Tom Hanks, despite looking and sounding almost nothing like the real Fred Rogers (makeup and a red sweater can only work do so much) is able to capture, using little more than squinty eyes and practiced mannerisms, Rogers’ unique essence, that unmistakable purity of character and utter patience so recognizable to generations of children – and their parents.
“He’s not a saint,” Rogers’ wife Joanne (Maryann Plunkett) tells Lloyd after witnessing Rogers in his element, interacting with children. He’s just a man – a sinner – like the rest of us. A man who felt anger and frustrations like anyone else, channeling his own fear through positive actions. The film never dances around his Presbyterianism faith or the fundamentals of Christianity that helped form the basis of a philosophy that never preached down to those listening, or preached much at all.
And speaking of revelations, one occurred to me only long after I’d left the theater, that Hanks’ Fred Rogers was really just a variation on his most popular creation, Forrest Gump. That same delayed drawl, the same non-judgemental kindness and sincere concern that helped win Hanks his second (consecutive) Oscar and helped cement his status as one of the most beloved film stars of all-time, is right there on the screen again, just older and in the form of Mr.
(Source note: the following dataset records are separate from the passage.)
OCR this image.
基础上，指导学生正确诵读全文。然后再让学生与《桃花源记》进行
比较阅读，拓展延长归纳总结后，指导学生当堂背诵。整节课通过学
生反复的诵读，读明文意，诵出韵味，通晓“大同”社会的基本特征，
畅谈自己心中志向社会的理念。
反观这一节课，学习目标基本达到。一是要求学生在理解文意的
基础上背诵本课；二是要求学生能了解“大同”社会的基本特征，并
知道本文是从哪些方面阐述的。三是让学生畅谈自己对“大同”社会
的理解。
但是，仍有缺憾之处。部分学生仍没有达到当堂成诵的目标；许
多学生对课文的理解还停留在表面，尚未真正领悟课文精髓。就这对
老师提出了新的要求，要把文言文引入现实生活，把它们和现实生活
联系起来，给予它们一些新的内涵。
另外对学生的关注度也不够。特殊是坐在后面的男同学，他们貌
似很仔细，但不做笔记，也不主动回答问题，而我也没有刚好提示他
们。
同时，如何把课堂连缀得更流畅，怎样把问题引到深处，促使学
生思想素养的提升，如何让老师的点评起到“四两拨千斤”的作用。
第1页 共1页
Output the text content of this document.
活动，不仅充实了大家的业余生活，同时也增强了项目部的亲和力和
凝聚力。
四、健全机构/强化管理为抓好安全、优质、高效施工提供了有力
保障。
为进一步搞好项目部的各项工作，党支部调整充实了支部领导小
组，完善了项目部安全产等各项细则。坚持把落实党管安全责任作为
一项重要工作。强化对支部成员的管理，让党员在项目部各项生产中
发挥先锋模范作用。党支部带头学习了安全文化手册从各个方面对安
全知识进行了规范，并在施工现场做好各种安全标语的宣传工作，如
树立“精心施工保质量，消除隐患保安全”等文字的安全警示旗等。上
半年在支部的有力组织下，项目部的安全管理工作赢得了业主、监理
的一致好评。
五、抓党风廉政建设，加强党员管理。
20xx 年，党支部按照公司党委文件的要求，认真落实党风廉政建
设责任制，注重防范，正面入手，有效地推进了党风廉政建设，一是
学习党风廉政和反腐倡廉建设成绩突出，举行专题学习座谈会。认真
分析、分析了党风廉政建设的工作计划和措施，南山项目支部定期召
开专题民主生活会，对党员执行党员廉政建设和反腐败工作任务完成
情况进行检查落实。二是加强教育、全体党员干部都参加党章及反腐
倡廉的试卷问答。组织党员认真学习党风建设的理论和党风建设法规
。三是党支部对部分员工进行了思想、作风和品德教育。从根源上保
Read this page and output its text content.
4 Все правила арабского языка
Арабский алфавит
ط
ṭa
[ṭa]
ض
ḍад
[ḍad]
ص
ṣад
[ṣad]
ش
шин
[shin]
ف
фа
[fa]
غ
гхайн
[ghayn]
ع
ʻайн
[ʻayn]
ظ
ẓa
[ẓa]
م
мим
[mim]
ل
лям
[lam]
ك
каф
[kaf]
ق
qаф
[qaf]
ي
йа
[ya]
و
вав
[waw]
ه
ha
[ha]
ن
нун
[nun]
Rogers.
Director Marielle Heller (2015’s The Diary of a Teenage Girl and 2018’s Can You Ever Forgive Me?) makes some interesting choices bringing this story to screen, not all successful. The entire film is quasi-framed as telling Llyod’s story as an episode of Mr. Rogers Neighborhood, including the show’s famous craftwork interstitial transitions. A dream sequence showing Llyod essentially joining Rogers’ cast of puppets nearly threatens to upend the natural goodwill the film rightfully earns. Mr. Rogers never needed razzle dazzle to sell his message, and neither does a film about his real-life counterpart.
One thing she does perfectly is knowing when to focus her camera directly onto faces at just the right moment, finding – not wringing – real human emotion. In the film’s most devastatingly effective scene Rogers asks Llyod to join him in a one-minute moment of silence so they can think about all the people who ever loved them. At this moment the camera itself becomes a kind of reverse television screen, allowing Rogers/Hanks to stare at us – the audience – for a change.
By blending these two beloved icons into a single entity the film suggests that the relationship between Rogers and his viewers was symbiotic, as important for him as it was for them. That Hanks is the vessel channeling Rogers’ message of goodwill and inherent goodness cannot be an accident; at this point it’s difficult to tell where Fred Rogers begins and Tom Hanks ends.
A Beautiful Day in the Neighborhood suggests the real Fred Rogers may not be deserving of just a movie, but possible canonization. After this and last year’s Won’t You Be My Neighbor we could be witnessing the creation of a modern mythology in real-time. As role models go we could certainly do worse than a man whose entire life appeared every bit as real and genuine offscreen as on, the living embodiment of how simple acts of kindness and listening can be powerful magic. Such things are virtually absent in so much of today’s “cancel culture”, a toxic effort to replace empathy and kindness with selfishness and narcissism.
Fred Rogers once asked “How do we make goodness attractive?” As another traveler in the art of unconditional love and kindness once remarked, be the change you want to see in the world. Let this movie help serve as an antidote for those who’ve fallen to degenerative cynicism – and knowing its OK to cry when realizing you are loved.